Mitteldeutschland, vielleicht Erfurt.

Besitzgeschichte:

1921 aus Weimarer Privatbesitz erworben (Acquisitionsvermerk 1r oben: Acc. ms. 1921. 111.).

Inhalt:
1v–9v Biblia pauperum, lateinisch und deutsch

Weimarer Handschriftenfamilie, jüngere Gruppe

I. Kodikologische Beschreibung:

Pergament, neun Blätter, 488 × 332 mm, Textualis mit brauner Feder, eine Hand, auch für die Inschriften in den Illustrationen, ein- bis zweizeilige rote Lombarden.

Schreibsprache:

hessisch (Mainzer Gegend).

II. Bildausstattung:

Unkolorierte Federvorzeichnung von zwei Bildgruppen (1r), kolorierte Federzeichnungen in 34 Bildgruppen, je zwei pro Seite übereinander (1v–9v), ein Zeichner.

Format und Anordnung:

1r unbeschriftet, lediglich Federvorzeichnung des Seitenschemas der 1v ausgeführten Darstellungen; oben: die fünf Rundbilder mit linearen Umrißzeichnungen gefüllt, links Vorzeichnung Gottvaters (in gleicher Körperhaltung, doch ohne die Schlange und mit reicherem Faltenwurf als in der ausgeführten Zeichnung 1v); unten: nur in den beiden oberen Medaillons (nicht-vollendete) Umrißzeichnungen, dabei Jesaja und David gegenüber 1v vertauscht. Ausgeführte Zeichnungen 1v–9v: je zwei querrechteckige ungerahmte Zeichnungen von ca. ⅓ Blatthöhe und ½ Blattbreite (ca. 140–162 × 173–192 mm). Im Zentrum ein von doppelter Federlinie gerahmtes Kreisbild mit neutestamentlichem Antitypus (ca. 70 mm Dm), das die kleineren Prophetenmedaillons (ca. 45 mm Dm), je zwei oben und unten nebeneinanderstehend, überschneidet. Fünfringschema von freistehenden Standfiguren, Figurengruppen oder Szenen (alttestamentliche Präfigurationen) rechts und links eingefaßt. Namensbeischriften, Inschriften in Spruchbändern und Medaillonrahmen. Über bzw. unter den je zwei kleineren Kreisbildern die Prophetensprüche in deutsch; seitlich links und rechts die Lektionen, oben lateinisch, unten deutsch; über den Illustrationen in dreispaltiger Anordnung die Tituli, oben lateinisch, darunter deutsch. (Anordnung wie Nr. 16.0.9. und Nr. 16.0.22.)

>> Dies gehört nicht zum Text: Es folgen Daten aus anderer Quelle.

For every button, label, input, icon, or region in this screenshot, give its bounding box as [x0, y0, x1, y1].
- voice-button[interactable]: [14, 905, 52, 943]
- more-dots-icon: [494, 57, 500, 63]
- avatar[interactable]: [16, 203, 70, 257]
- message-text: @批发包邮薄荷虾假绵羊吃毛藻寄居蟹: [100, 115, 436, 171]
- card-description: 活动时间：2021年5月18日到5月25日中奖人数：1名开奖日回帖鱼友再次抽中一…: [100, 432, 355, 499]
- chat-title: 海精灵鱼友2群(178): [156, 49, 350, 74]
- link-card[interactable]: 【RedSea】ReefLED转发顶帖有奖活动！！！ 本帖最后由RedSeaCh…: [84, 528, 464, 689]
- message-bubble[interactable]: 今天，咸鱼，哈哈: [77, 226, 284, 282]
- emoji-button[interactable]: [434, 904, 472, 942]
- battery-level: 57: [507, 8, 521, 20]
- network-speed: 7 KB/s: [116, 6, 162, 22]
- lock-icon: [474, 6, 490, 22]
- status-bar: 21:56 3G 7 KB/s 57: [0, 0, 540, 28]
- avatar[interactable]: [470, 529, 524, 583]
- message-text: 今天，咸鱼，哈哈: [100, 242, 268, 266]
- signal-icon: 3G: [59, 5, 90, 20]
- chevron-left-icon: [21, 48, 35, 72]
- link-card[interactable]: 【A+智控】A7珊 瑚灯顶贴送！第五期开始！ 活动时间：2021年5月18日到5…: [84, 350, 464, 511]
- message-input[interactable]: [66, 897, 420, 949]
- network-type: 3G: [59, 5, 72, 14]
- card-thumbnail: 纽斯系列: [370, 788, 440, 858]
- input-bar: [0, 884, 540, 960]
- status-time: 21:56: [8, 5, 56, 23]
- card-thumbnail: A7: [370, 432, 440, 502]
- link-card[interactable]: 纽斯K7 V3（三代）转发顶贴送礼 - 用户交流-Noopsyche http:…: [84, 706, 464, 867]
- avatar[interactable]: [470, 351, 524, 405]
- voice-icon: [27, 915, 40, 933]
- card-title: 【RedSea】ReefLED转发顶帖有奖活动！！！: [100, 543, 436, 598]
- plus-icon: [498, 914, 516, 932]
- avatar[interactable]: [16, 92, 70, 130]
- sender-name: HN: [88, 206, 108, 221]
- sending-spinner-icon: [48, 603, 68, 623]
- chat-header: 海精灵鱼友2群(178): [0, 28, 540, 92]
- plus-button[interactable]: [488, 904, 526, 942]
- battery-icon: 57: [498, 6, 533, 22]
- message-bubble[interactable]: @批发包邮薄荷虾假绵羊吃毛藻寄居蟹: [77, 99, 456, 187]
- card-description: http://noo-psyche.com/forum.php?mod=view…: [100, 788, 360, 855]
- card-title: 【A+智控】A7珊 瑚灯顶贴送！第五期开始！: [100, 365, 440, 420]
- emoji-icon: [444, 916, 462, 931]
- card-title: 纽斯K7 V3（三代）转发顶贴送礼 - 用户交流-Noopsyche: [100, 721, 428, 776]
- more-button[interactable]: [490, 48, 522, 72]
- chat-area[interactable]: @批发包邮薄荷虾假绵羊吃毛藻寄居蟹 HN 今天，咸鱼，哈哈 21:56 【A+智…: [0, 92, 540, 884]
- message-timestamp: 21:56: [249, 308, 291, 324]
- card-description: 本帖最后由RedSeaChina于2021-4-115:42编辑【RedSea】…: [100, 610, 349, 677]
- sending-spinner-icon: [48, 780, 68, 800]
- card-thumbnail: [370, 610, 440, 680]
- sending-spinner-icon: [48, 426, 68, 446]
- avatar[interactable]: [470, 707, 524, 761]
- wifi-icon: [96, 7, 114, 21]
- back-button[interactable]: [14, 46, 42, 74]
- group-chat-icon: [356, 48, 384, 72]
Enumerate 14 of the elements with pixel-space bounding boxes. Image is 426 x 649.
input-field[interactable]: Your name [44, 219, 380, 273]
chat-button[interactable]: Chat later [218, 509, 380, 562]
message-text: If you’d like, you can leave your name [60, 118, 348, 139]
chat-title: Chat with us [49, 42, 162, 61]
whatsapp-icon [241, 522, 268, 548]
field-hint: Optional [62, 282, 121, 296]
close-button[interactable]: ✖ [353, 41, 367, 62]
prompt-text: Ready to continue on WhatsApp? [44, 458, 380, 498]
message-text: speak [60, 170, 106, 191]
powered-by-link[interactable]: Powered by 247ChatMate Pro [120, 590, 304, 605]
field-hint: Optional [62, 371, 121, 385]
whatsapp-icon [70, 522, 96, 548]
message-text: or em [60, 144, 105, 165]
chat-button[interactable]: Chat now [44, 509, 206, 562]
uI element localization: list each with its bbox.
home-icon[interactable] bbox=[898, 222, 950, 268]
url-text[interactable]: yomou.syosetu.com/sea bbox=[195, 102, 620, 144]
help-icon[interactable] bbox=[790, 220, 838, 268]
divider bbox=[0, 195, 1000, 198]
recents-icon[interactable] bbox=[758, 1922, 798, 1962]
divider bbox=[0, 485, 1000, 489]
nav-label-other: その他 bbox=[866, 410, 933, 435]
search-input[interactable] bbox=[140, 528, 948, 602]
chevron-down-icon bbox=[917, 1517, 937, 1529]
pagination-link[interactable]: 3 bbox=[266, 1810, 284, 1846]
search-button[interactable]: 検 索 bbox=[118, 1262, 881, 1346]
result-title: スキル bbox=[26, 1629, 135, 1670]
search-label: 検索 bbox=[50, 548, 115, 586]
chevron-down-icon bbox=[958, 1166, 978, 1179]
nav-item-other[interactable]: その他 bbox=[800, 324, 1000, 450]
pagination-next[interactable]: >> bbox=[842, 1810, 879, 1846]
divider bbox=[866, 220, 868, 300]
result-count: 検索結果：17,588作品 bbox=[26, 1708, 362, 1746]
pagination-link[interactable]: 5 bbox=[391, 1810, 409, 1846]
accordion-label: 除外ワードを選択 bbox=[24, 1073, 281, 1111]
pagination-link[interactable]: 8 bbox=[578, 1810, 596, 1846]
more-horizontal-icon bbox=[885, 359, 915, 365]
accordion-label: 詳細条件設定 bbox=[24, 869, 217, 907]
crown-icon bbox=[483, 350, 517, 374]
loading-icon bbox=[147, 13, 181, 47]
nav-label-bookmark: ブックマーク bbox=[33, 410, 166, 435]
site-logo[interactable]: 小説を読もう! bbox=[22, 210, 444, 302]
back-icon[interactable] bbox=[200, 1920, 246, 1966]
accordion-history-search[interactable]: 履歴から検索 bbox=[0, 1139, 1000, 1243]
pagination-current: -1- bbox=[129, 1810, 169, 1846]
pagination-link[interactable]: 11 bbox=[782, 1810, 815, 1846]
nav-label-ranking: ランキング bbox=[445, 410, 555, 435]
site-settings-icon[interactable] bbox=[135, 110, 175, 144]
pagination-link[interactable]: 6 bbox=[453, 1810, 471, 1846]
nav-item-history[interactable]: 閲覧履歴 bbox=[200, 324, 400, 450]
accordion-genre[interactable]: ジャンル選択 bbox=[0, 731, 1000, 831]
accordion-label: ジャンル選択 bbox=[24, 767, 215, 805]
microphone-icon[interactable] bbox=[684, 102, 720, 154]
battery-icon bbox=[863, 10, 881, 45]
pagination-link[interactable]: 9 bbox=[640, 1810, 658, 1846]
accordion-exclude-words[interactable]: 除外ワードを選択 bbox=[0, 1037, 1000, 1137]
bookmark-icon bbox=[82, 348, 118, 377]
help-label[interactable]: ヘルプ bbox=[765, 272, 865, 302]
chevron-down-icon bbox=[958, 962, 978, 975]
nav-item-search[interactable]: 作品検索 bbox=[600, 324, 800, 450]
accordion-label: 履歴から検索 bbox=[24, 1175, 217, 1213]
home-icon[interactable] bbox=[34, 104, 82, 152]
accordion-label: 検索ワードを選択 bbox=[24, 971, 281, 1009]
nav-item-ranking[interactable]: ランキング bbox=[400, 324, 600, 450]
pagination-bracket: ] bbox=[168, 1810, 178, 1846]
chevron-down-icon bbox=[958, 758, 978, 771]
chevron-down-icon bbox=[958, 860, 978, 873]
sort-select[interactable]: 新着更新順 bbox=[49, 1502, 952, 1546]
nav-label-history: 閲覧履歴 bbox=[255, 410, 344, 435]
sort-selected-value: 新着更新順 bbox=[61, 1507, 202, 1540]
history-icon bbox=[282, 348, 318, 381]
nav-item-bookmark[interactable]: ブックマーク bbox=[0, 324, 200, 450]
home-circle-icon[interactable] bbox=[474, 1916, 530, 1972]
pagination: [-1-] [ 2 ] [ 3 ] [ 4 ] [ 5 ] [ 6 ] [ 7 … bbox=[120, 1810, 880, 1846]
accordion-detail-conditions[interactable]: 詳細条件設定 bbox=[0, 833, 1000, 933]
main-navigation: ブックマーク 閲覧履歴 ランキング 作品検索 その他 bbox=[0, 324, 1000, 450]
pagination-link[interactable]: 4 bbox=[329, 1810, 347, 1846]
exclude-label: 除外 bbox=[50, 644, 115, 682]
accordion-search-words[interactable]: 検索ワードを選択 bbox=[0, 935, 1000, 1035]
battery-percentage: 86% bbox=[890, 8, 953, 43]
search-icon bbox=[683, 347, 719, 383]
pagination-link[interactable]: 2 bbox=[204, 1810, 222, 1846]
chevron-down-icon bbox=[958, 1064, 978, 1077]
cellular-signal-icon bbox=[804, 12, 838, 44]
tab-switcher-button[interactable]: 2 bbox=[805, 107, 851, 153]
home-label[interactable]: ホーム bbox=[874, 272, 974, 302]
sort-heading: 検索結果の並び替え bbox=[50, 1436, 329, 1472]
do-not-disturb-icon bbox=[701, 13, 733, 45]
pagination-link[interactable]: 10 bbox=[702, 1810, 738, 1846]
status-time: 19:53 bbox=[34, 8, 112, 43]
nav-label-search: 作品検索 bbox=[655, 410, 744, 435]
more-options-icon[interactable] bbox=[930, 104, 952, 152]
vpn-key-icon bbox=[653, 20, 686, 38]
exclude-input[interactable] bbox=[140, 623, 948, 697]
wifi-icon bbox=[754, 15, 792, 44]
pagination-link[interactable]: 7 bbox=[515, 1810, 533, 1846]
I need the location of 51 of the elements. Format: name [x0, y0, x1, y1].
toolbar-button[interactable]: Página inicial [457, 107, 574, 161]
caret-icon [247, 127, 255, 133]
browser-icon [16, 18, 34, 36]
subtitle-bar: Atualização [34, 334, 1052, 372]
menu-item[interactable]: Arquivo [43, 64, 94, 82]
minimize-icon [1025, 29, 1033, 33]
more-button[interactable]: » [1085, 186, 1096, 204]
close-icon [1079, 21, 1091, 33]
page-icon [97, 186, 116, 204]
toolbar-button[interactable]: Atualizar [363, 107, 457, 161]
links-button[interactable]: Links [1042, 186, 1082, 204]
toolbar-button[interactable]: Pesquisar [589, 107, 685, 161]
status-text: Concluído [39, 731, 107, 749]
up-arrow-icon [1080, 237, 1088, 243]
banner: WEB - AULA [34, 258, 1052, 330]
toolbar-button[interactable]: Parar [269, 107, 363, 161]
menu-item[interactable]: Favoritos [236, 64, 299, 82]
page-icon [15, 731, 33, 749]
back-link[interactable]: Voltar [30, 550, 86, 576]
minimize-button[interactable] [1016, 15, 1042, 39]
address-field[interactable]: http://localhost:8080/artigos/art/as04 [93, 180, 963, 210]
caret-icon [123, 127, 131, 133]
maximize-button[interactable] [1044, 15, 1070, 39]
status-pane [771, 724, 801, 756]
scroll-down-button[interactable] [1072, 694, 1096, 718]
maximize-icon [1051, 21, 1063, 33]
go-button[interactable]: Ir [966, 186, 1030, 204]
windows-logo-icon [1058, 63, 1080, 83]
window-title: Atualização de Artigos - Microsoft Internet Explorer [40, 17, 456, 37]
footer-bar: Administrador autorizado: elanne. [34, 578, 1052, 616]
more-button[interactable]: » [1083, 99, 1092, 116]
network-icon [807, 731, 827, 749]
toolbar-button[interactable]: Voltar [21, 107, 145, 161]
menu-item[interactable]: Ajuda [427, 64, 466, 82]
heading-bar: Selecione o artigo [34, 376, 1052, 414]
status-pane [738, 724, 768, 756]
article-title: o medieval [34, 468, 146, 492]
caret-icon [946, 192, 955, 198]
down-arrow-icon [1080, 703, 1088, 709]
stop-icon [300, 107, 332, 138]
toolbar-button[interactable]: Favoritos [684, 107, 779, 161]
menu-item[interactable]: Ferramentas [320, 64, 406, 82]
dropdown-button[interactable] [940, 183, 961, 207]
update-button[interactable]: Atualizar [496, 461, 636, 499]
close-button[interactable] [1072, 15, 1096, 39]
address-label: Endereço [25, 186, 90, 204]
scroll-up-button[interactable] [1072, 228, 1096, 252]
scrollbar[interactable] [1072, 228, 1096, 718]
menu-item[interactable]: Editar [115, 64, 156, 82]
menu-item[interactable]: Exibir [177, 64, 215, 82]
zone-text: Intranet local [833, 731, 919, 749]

Bildaufbau und -ausführung:

Kreisrahmen in gleicher brauner Tinte wie die Schrift, Zeichnung in schwarzer Tinte. Umrißlinien mit dünner, durchgezogener Feder, keine Strichelung. Lange, schlanke Figuren mit dicht auf den Schultern sitzenden, großen runden Köpfen, großen Augen und runden Nasen, orangefarbenes Inkarnat aus Pinselschraffen. Bart mit wenigen Kringeln angedeutet, lockiges oder welliges Haar aus wenigen Federlinien. Propheten in den Medaillons als z. T. stark bewegte, von der Hüfte an sichtbare Halbfiguren. Spruchbänder der Figuren in den alttestamentarischen Außenszenen häufig als Raumfüller genutzt. Viel leerer Pergamentgrund in den Gewändern, speziell an den hellen Stellen der Faltengrate; geschickte Modellierung durch verlaufende Farbflächen, parallele, selten sich kreuzende Pinselschraffen und durchsichtige, vor allem graue Übermalungen entlang der Innenseiten der Umrißlinien. Runder Faltenwurf und Hakenfalten. Maßstäblich zu kleine, aber detailreiche Architekturen; kein Innenraum, doch perspektive Ausweitung der Bildbühnen. Meist lavierender Farbauftrag, lediglich Zinnober (Flammen) und Schwarz (Schuhe, Wappen) deckend. Die Medaillonhintergründe (Antitypus hellblau, z. T. mit in die noch nasse Farbe eingeritztem Fleuronnée; Propheten abwechselnd in bläulichem Grün und Rot) wurden nach der Kolorierung der Figuren ebenfalls mit Deckfarben ausgemalt. Selten vegetationslose Bodenstücke aus wenigen Federlinien, über die eine grüne, nach unten in breiten Parallelschraffen auslaufende Pinselfläche gelegt ist.

Bildthemen:

(Antitypus im Medaillon; Typus a links, Typus b rechts):

1v oben Verkündigung; Verfluchung der Schlange (Gn 3), Gideons Vlies (Idc 6). 1v unten Geburt Christi; Brennender Dornbusch (Ex 3), Aarons grünender Stab (Nm 17)
2r oben Anbetung der Könige; Abner vor David (II Sm 3), Die Königin von Saba vor Salomo (III Rg 10). 2r unten Darbringung Christi im Tempel; Reinigungsopfer nach dem Gesetz (Lv 12), Hanna bringt Samuel zu Eli (I Sm 1)
2v oben Flucht nach Ägypten; Jakobs Flucht vor Esau (Gn 27), Davids Flucht vor Saul (I Sm 19). 2v unten Sturz der Götzenbilder; Moses wirft die Gesetzestafeln zur Erde (Ex 32), Zerstörung des Götzen Dagon (I Sm 5)
3r oben Bethlehemitischer Kindermord; Saul läßt die Priester töten (I Sm 22), Atalja läßt die Kinder des Königs töten (IV Rg 11). 3r unten Rückkehr Christi aus Ägypten; Davids Rückkehr (II Sm 2), Jakobs Rückkehr (Gn 32)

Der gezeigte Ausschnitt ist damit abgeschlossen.